Inside the digital palace, a figure stepped out from the white fog. It wasn't a Collector. it was a younger version of Silas Thorne, looking exactly as he had thirty years ago.

​"You're building a cage, Caspian," Silas said, his voice echoing with god-like resonance. "You're trying to save a few memories while the world's ledger is being rewritten. If you keep her memories in your head, there won't be room for you. You'll become a shell. A ghost living in your own son's mind."

​"I've been a ghost for years, Silas," Caspian replied, his digital form glowing with a blinding white light. "It's time I became a foundation."

​Caspian initiated the "Symmetry Protocol." He didn't just block the data; he absorbed it. He pulled the entire emerald infection into his own neural-link, acting as a filter. The green light began to drain from Leo's eyes, flowing through the cables and into Caspian's skull.

​The Cliffhanger:

Outside, in the physical world, Caspian's body began to convulse. His eyes turned a brilliant, terrifying emerald green.

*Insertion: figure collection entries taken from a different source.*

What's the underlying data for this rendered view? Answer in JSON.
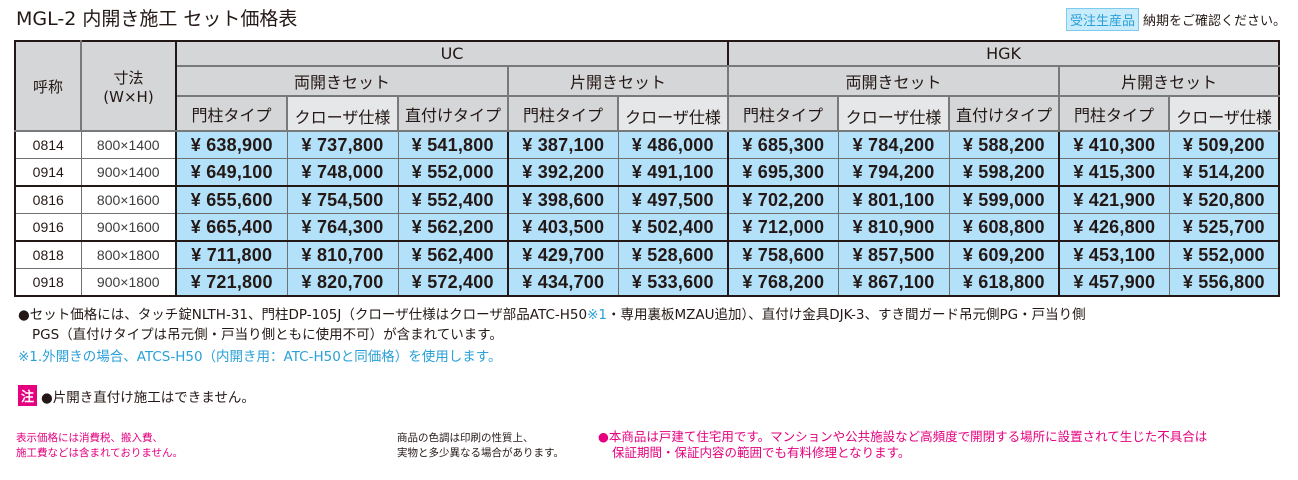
{
  "header": {
    "title": "MGL-2 内開き施工 セット価格表",
    "badge": "受注生産品",
    "order_note": "納期をご確認ください。"
  },
  "colors": {
    "header_bg": "#d5d6d8",
    "price_bg": "#b3e1f9",
    "accent_blue": "#2aa0d8",
    "accent_magenta": "#e4007f"
  },
  "table": {
    "col_name": "呼称",
    "col_size": "寸法",
    "col_size_unit": "(W×H)",
    "series": [
      {
        "name": "UC"
      },
      {
        "name": "HGK"
      }
    ],
    "set_types": {
      "double": "両開きセット",
      "single": "片開きセット"
    },
    "types": {
      "post": "門柱タイプ",
      "closer": "クローザ仕様",
      "direct": "直付けタイプ"
    },
    "rows": [
      {
        "code": "0814",
        "size": "800×1400",
        "prices": [
          "¥ 638,900",
          "¥ 737,800",
          "¥ 541,800",
          "¥ 387,100",
          "¥ 486,000",
          "¥ 685,300",
          "¥ 784,200",
          "¥ 588,200",
          "¥ 410,300",
          "¥ 509,200"
        ]
      },
      {
        "code": "0914",
        "size": "900×1400",
        "prices": [
          "¥ 649,100",
          "¥ 748,000",
          "¥ 552,000",
          "¥ 392,200",
          "¥ 491,100",
          "¥ 695,300",
          "¥ 794,200",
          "¥ 598,200",
          "¥ 415,300",
          "¥ 514,200"
        ]
      },
      {
        "code": "0816",
        "size": "800×1600",
        "prices": [
          "¥ 655,600",
          "¥ 754,500",
          "¥ 552,400",
          "¥ 398,600",
          "¥ 497,500",
          "¥ 702,200",
          "¥ 801,100",
          "¥ 599,000",
          "¥ 421,900",
          "¥ 520,800"
        ]
      },
      {
        "code": "0916",
        "size": "900×1600",
        "prices": [
          "¥ 665,400",
          "¥ 764,300",
          "¥ 562,200",
          "¥ 403,500",
          "¥ 502,400",
          "¥ 712,000",
          "¥ 810,900",
          "¥ 608,800",
          "¥ 426,800",
          "¥ 525,700"
        ]
      },
      {
        "code": "0818",
        "size": "800×1800",
        "prices": [
          "¥ 711,800",
          "¥ 810,700",
          "¥ 562,400",
          "¥ 429,700",
          "¥ 528,600",
          "¥ 758,600",
          "¥ 857,500",
          "¥ 609,200",
          "¥ 453,100",
          "¥ 552,000"
        ]
      },
      {
        "code": "0918",
        "size": "900×1800",
        "prices": [
          "¥ 721,800",
          "¥ 820,700",
          "¥ 572,400",
          "¥ 434,700",
          "¥ 533,600",
          "¥ 768,200",
          "¥ 867,100",
          "¥ 618,800",
          "¥ 457,900",
          "¥ 556,800"
        ]
      }
    ]
  },
  "notes": {
    "line1_a": "●セット価格には、タッチ錠NLTH-31、門柱DP-105J（クローザ仕様はクローザ部品ATC-H50",
    "line1_ref": "※1",
    "line1_b": "・専用裏板MZAU追加）、直付け金具DJK-3、すき間ガード吊元側PG・戸当り側",
    "line2": "PGS（直付けタイプは吊元側・戸当り側ともに使用不可）が含まれています。",
    "footnote1": "※1.外開きの場合、ATCS-H50（内開き用：ATC-H50と同価格）を使用します。"
  },
  "warning": {
    "label": "注",
    "text": "●片開き直付け施工はできません。"
  },
  "footer": {
    "tax_line1": "表示価格には消費税、搬入費、",
    "tax_line2": "施工費などは含まれておりません。",
    "color_line1": "商品の色調は印刷の性質上、",
    "color_line2": "実物と多少異なる場合があります。",
    "usage_line1": "●本商品は戸建て住宅用です。マンションや公共施設など高頻度で開閉する場所に設置されて生じた不具合は",
    "usage_line2": "保証期間・保証内容の範囲でも有料修理となります。"
  }
}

​Leo blinked, the light fading. He slumped into Sloane's arms, his breathing returning to normal. But Caspian didn't move. He stood like a statue, the green light pulsing under his skin, his mind a battlefield of a billion stolen secrets.

​Arthur Vane stepped forward, a look of awe on his face. "He did it. He actually did it. He saved the boy... but he just became the Global Mainframe himself."

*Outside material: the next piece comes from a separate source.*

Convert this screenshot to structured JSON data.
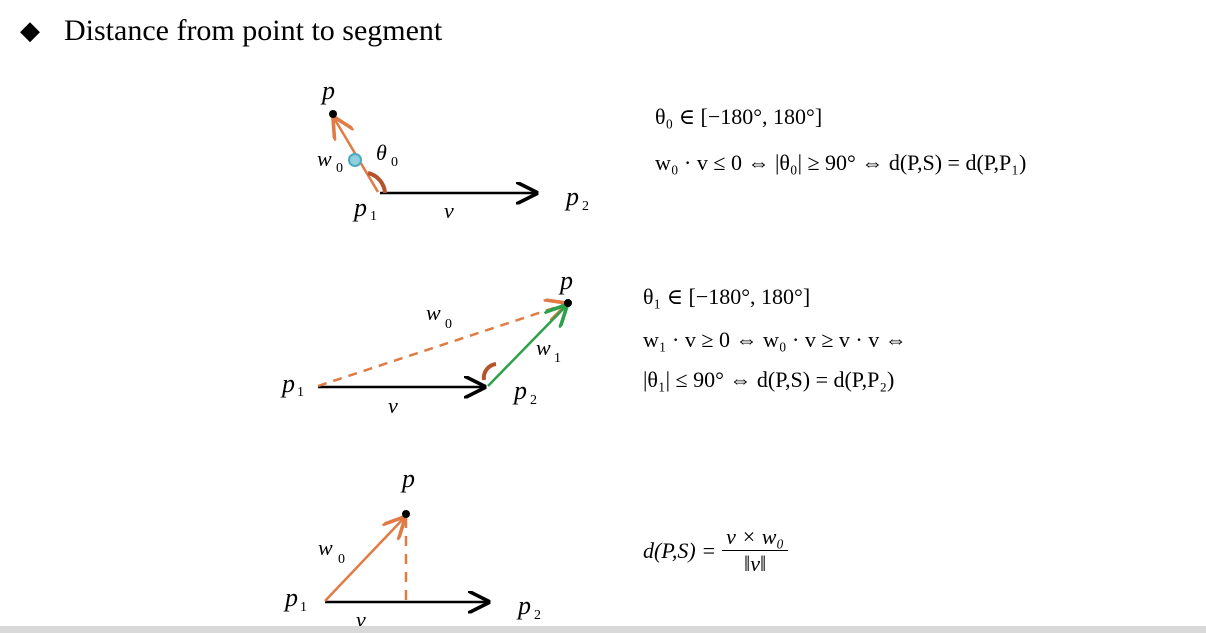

​Arthur raised his gun to Caspian's temple. "Which makes you the most valuable piece of property in human history, Caspian. And I'm here to collect the interest."

​Before he could pull the trigger, the floor of the observatory gave way. The entire dome tilted sixty degrees, sliding into the abyss.

​As they fell into the clouds, the last thing Isolde saw was Caspian's green eyes staring at her—not with love, but with the cold, calculated wisdom of a machine that knew exactly how much she was worth.